The high cost of spitting on graves

Academics do it because it's their job. But who wants to end up like Martin Heidegger or Didier Raoult?


A merican Thinker had an article this week by Christopher Chantrill, who asks “I wonder what is going to happen in the next war with women and transgenders in combat.” The idea, which practically merits crucifixion these days, is that men and women have innate psychological differences, and denying it causes psychiatric problems. He writes:

[Women] are just programmed by Nature to complain to men if they are not being protected, and it is right that they should do so.

For a superlative example of a woman complaining, take Virginia Woolf's famous complaint against men. Written during WWII, she blames war on men and vows not to support either side. England is not her country, she says, and she is as indifferent to the impending invasion by the Nazis as to the destruction of its culture and the enslavement and death of its people because, she said, women were not allowed to own property:

If he adds that he is fighting to protect her body, she will reflect upon the degree of physical protection she now enjoys when the words “Air Raid Precaution” are written on blank walls. And if he says that he is fighting to protect England from foreign rule, she will reflect that for her there are no “foreigners” . . . As a woman, I have no country. As a woman I want no country. As a woman my country is the whole world.

We may not think highly of such unpatriotic sentiments, but Woolf, who was believed to suffer from bipolar disorder, got off easy because her ideological descendants found her useful. When resentment starts, it spreads from neuron to neuron, engram to engram, tainting everything associated in any way with the object of the victims' hate until they become more and more detached from reality.

Look what happened to Didier Raoult, the brilliant French virologist who proposed in a throwaway paper that the combination of hydroxychloroquine [HCQ] and azithromycin would protect against Covid. Because of the association of HCQ with the man so many political activists hate, the New York Times wrote a hit piece on him titled “He was a science star. Then he promoted a questionable cure for Covid-19.”

Now, of course you might say the Times is just political and therefore lacks credibility. Raoult's paper has been widely misinterpreted: no one seems to have noticed that he calculated his statistics wrong, which means that no one but us science geeks actually read it, but it scarcely matters. Humans enjoy nothing better than shooting down somebody's reputation for saying the wrong thing. Once you become an Official Bad Guy, few people will dare to dispute any claims made about you, lest they be accused of the same faults.

Heidegger

Which brings us to the philosopher Martin Heidegger. Critics have pored over Heidegger's black notebooks, so called because their cover was black in color, searching for clues that would convince them that he too was evil. Heidegger joined the Nazi party in its early days, making him an Official Bad Guy. Whether he joined out of youthful enthusiasm or an ill-advised career move we can only speculate, as he refused to discuss it.

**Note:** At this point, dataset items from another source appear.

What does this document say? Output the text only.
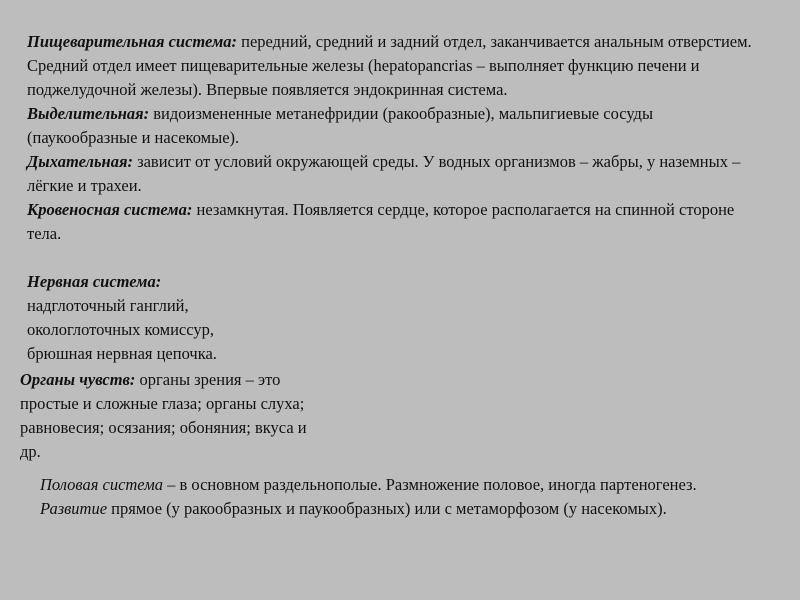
Пищеварительная система: передний, средний и задний отдел, заканчивается анальным отверстием. Средний отдел имеет пищеварительные железы (hepatopancrias – выполняет функцию печени и поджелудочной железы). Впервые появляется эндокринная система.

Выделительная: видоизмененные метанефридии (ракообразные), мальпигиевые сосуды (паукообразные и насекомые).

Дыхательная: зависит от условий окружающей среды. У водных организмов – жабры, у наземных – лёгкие и трахеи.

Кровеносная система: незамкнутая. Появляется сердце, которое располагается на спинной стороне тела.

Нервная система:

надглоточный ганглий,

окологлоточных комиссур,

брюшная нервная цепочка.

Органы чувств: органы зрения – это простые и сложные глаза; органы слуха; равновесия; осязания; обоняния; вкуса и др.

Половая система – в основном раздельнополые. Размножение половое, иногда партеногенез.

Развитие прямое (у ракообразных и паукообразных) или с метаморфозом (у насекомых).
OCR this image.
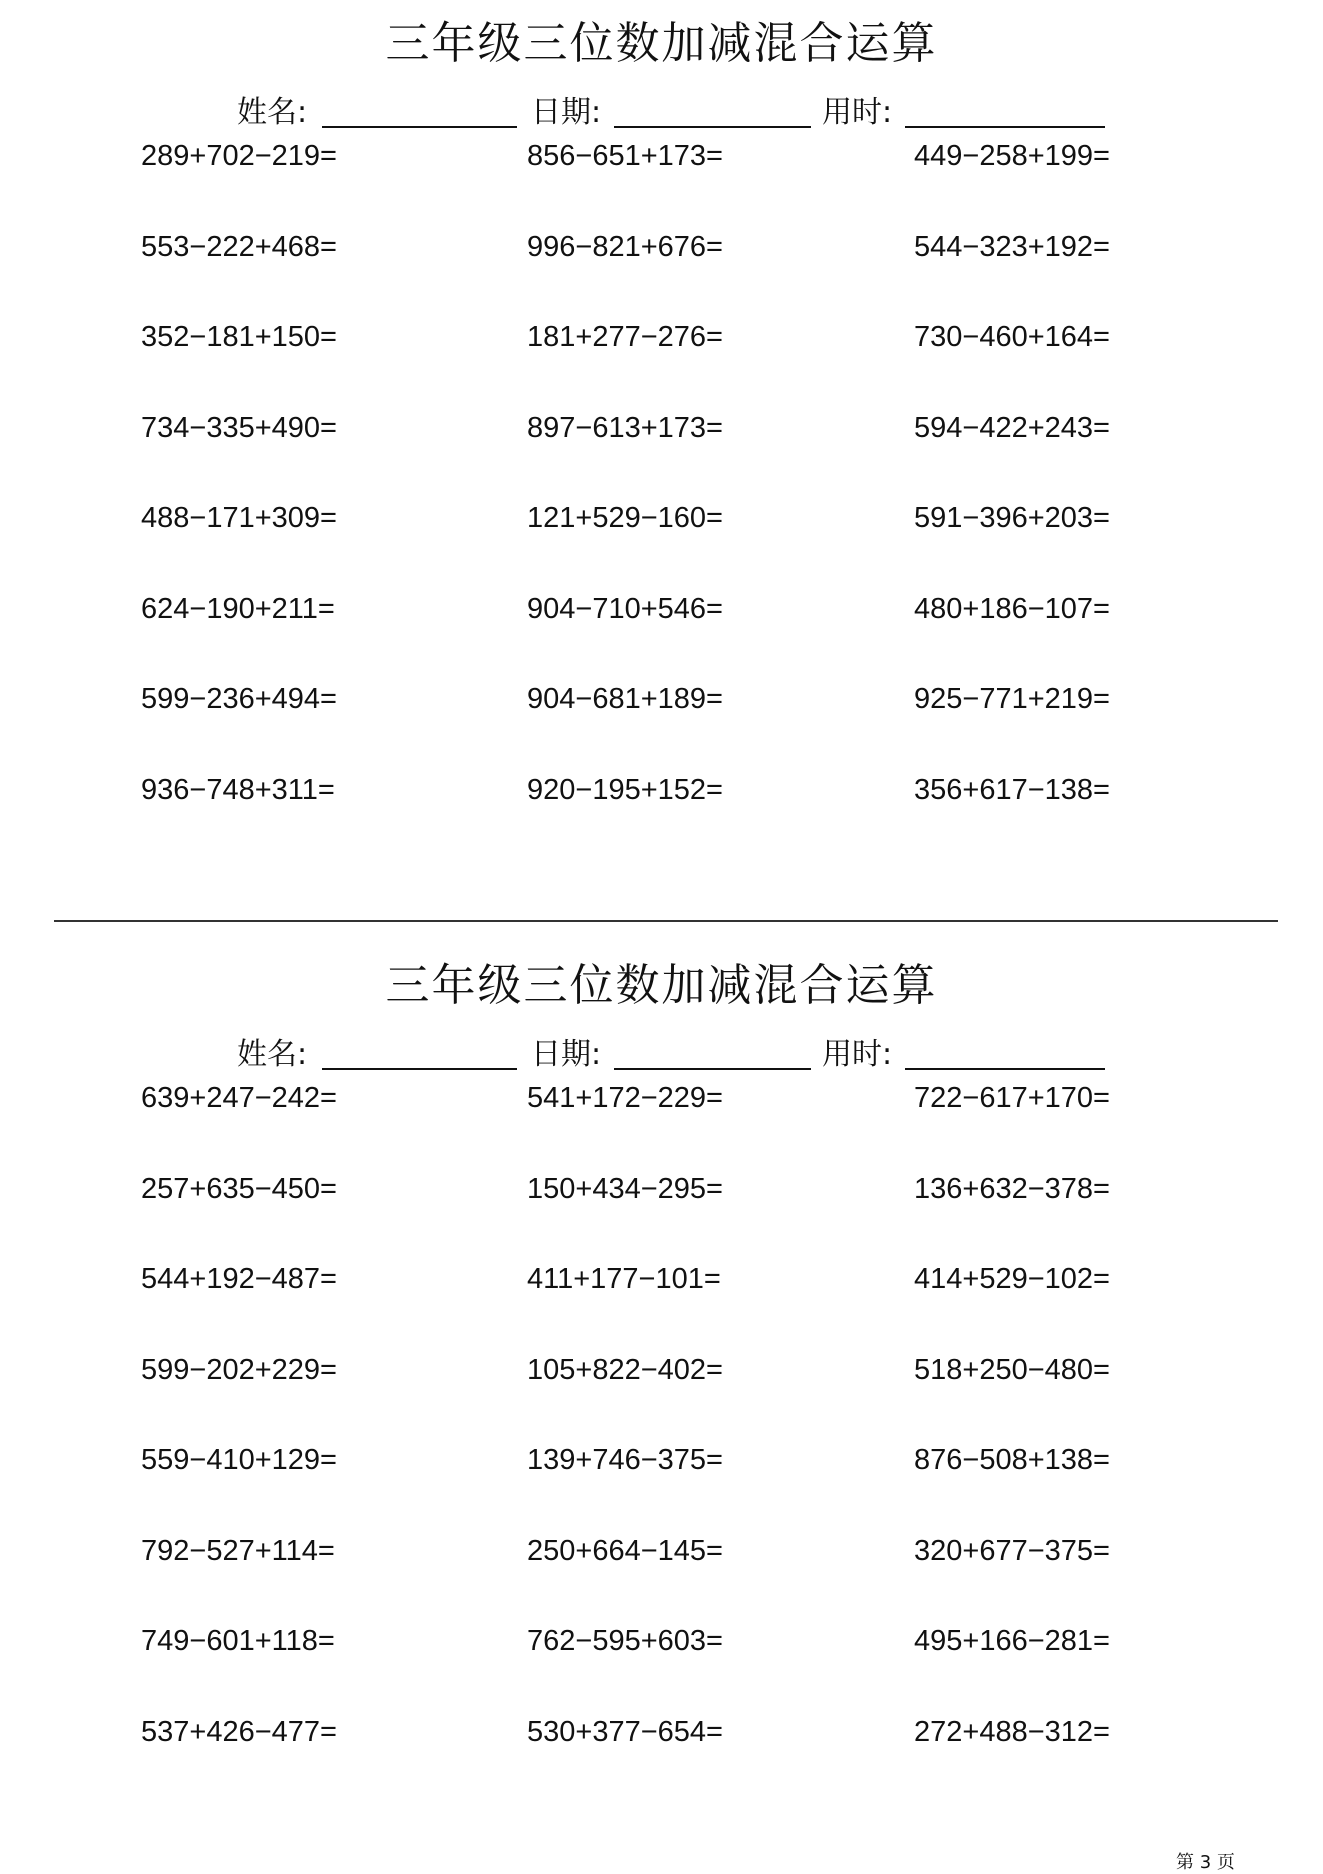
三年级三位数加减混合运算
姓名:	日期:	用时:
289+702−219=	856−651+173=	449−258+199=
553−222+468=	996−821+676=	544−323+192=
352−181+150=	181+277−276=	730−460+164=
734−335+490=	897−613+173=	594−422+243=
488−171+309=	121+529−160=	591−396+203=
624−190+211=	904−710+546=	480+186−107=
599−236+494=	904−681+189=	925−771+219=
936−748+311=	920−195+152=	356+617−138=
三年级三位数加减混合运算
姓名:	日期:	用时:
639+247−242=	541+172−229=	722−617+170=
257+635−450=	150+434−295=	136+632−378=
544+192−487=	411+177−101=	414+529−102=
599−202+229=	105+822−402=	518+250−480=
559−410+129=	139+746−375=	876−508+138=
792−527+114=	250+664−145=	320+677−375=
749−601+118=	762−595+603=	495+166−281=
537+426−477=	530+377−654=	272+488−312=
第 3 页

So naturally, speculate they do. A common theme is that despite his well known affair with his Jewish student Hanna Arendt, Heidegger was a rabid anti-semite.

Jürgen Habermas once said that Heidegger “detaches his actions and statements altogether from himself as an empirical person and attributes them to a fate for which one cannot be held responsible.” This, he said, was the reason for Heidegger's famous silence on the matter. Heidegger himself in 1938 called national socialist philosophies “absurd,” implying that they were not worthy of discussion. He later said in a letter: “One had to throw them a crumb here and there in order to keep freedom of teaching and speaking.”

I've read a few anti-Heidegger books, including one from George Steiner. They all lambaste him for those notebooks. Yet curiously, no one seems to be able to come up with more than one or two sentences to make their case. Now a new anti-Heidegger book is out, with a glowing review in last month's Commentary magazine. The reviewer quotes him as saying: “[I]n the era of the Christian West . . . world Jewry was the principle of destruction.”

He rages about Heidegger for two and a half pages, but only gives as evidence that one single quote. Its meaning is ambiguous. What is the context? Was Heidegger saying this was his opinion or the opinion of the Christian West? We can't tell from this excerpt. If there is more to what the reviewer calls a “protracted denunciation of Jews,” it's not evident in what he and the other critics have shown us. Those of us who have better things to do than to read stuff that got published not because it was any good but because the author was famous are just supposed to take their word.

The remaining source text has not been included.